Scriveva Bela Bartòk, negli scritti sulla musica popolare: "La musica romena è una cosa complessa, è ancora nel buio, è in fasce. E' un misto di musica araba, slava ed ungherese, eppure ha un'atmosfera tutta particolare che non si può definire con parole. Gli influssi stranieri sono troppo evidenti per poterli negare. Nel bassopiano nevoso la musica è per lo più turca, nella Moldavia per lo più ungherese. La maggior parte delle melodie da danza è russa o greca.
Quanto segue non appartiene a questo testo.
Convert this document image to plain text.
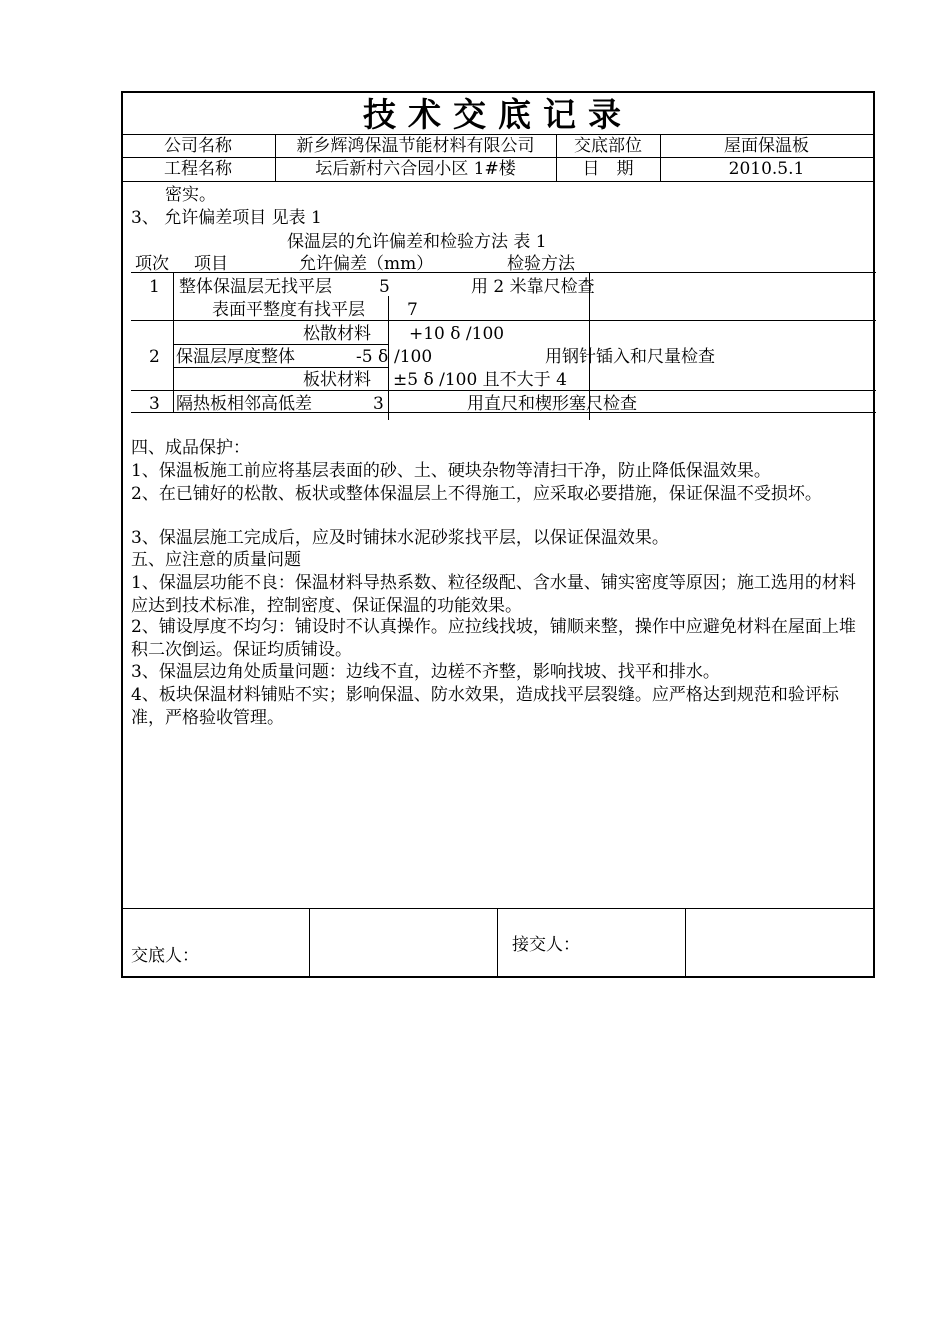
技术交底记录
公司名称	新乡辉鸿保温节能材料有限公司	交底部位	屋面保温板
工程名称	坛后新村六合园小区 1#楼	日　期	2010.5.1
密实。
3、 允许偏差项目 见表 1
保温层的允许偏差和检验方法 表 1
项次 项目	允许偏差（mm）	检验方法
1 整体保温层无找平层	5	用 2 米靠尺检查
表面平整度有找平层 7
松散材料 +10 δ /100
2 保温层厚度整体	-5 δ /100	用钢针锸入和尺量检查
板状材料 ±5 δ /100 且不大于 4
3 隔热板相邻高低差	3	用直尺和楔形塞尺检查
四、成品保护：
1、保温板施工前应将基层表面的砂、土、硬块杂物等清扫干净，防止降低保温效果。
2、在已铺好的松散、板状或整体保温层上不得施工，应采取必要措施，保证保温不受损坏。
3、保温层施工完成后，应及时铺抹水泥砂浆找平层，以保证保温效果。
五、应注意的质量问题
1、保温层功能不良：保温材料导热系数、粒径级配、含水量、铺实密度等原因；施工选用的材料应达到技术标准，控制密度、保证保温的功能效果。
2、铺设厚度不均匀：铺设时不认真操作。应拉线找坡，铺顺来整，操作中应避免材料在屋面上堆积二次倒运。保证均质铺设。
3、保温层边角处质量问题：边线不直，边槎不齐整，影响找坡、找平和排水。
4、板块保温材料铺贴不实；影响保温、防水效果，造成找平层裂缝。应严格达到规范和验评标准，严格验收管理。
交底人：
接交人：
Ma nessuno deve addolorare: da tutti questi dialetti musicale nasce un particolare carattere personale".
Di fronte a questo coacervo di colori dal sapore antico ha posto, il suo pubblico, il direttore artistico
Gaspare Di Lieto, che ha definito il penultimo appuntamento di
Jazz On The Coast, l'omaggio politico della cultura musicale afro-americana, con cui le minoranze d'America, schiavi, creoli, spagnoli, italiani, ebrei, latino-americani, hanno cantato la loro storia, la loro condizione, al popolo più bistrattato del mondo, gli zingari, alle cui tradizioni siamo stati iniziati dai
Taraf de Haidouks, i Lautari di Clejani.
I lautari di Clejani, dove
lautar sta per musicista professionista, nella tradizione rumena, si sono presentati in formazione tipo, con tre voci,
Iorga Ilie, Pasalan e Cacurica, Marin Manole e Ionitsa Manole
accordion, Ionica al Tambal, il salterio a corde percosse, corrispondente al cymbalon ungherese, i due eccezionali violinisti,
Costica, anche vocalist, specializzato in canti d'amore e Caliu,
Falcare al surla, il flauto diritto di canna, Viorel al contrabbasso e
Filip Simeonov al clarinetto, i quali sono riusciti a vincere ampiamente la sfida con una piazza, come quella di Jazz On the Coast abituata alla linea classica tracciata dal direttore artistico, andando avanti per quasi due ore senza alcun calo di energia o tensione.
Il programma è iniziato con una doina, introdotta da un preludio strumentale, il
taxim, forse la più autentica e la più caratteristica delle forme espressive della musica popolare romena, legata alla natura,
originale ed autentica, come un gemito, un grido, un canto che sgorga dall'animo del pastore e che sembra riempire tutto ciò che si trova tra la terra e il cielo. La doina è una
melopea legata a specifiche forme introduttive e conclusive, affidate alla sensibilità dell'esecutore da cui dipendono gli effetti di parlando-rubato, sfumature solo approssimativamente trasmesse con le formule ritmico melodiche tradizionali del genere, nelle quali si può ravvisare l'influenza del
maquam. Le doine sono state intercalate dalle danze che hanno origine dalle danze greche consacrate ad Apollo e Diana, chiamate Chora o hora, iniziante prima lentamente e poi sfociante in un sabba infernale e liberatorio, una danza nazionale costruita sui modi frigio e lidio, come anche sulla scala pentatonica, in particolare per le scale maggiori con finali sulla dominante. I violinisti hanno offerto l'atteso sfoggio di alto virtuosismo con "soli" particolarmente elaborati, con uso di scordature, vibrati e trilli sulle corde a vuoti, con armonici presi, però, con posizioni non oltre la III. Il flautista si è lanciato in fantasmagorici ornamenti melodici, melismi e figurazioni velocissime, dando ampia dimostrazione del flauto quale strumento dionisiaco, del linguaggio dell'eccesso, del "venire meno".
Le menti dell'uditorio non hanno potuto esimersi dal volare ad Arto Tuncboyaciyan
e alla sua Armenian Navy Band, etno-jazz di finissima trama, e al suo incontro-sintesi tra strumenti o a
Goran Bregovich, il quale, a nostro parere resta, per quanto lo si voglia elevare, un ex-rocchettaro, le cui leggi di facile comunicazione del genere musicale ben conosce, e per le quali "elettrifica" una musica etnico-tradizionale, rendendola più vicina al rock, creando un linguaggio nuovo e più comprensibile a fette sempre maggiori di pubblico. I
Taraf invece, fedeli al loro essere, nonostante l'uso di strumenti moderni, temperati, che hanno disperso molti dei caratteri modali originali, sono riusciti a coinvolgerci in pieno nel loro variopinto gioco, portandoci a smemorarci, ad ogni suono, passo e parola, in una stupefacente mescolanza, che ha dato luogo ad un profilo romanzesco, svelante la modernità di ogni luogo e di ogni tempo, con la sua debolezza e la sua forza.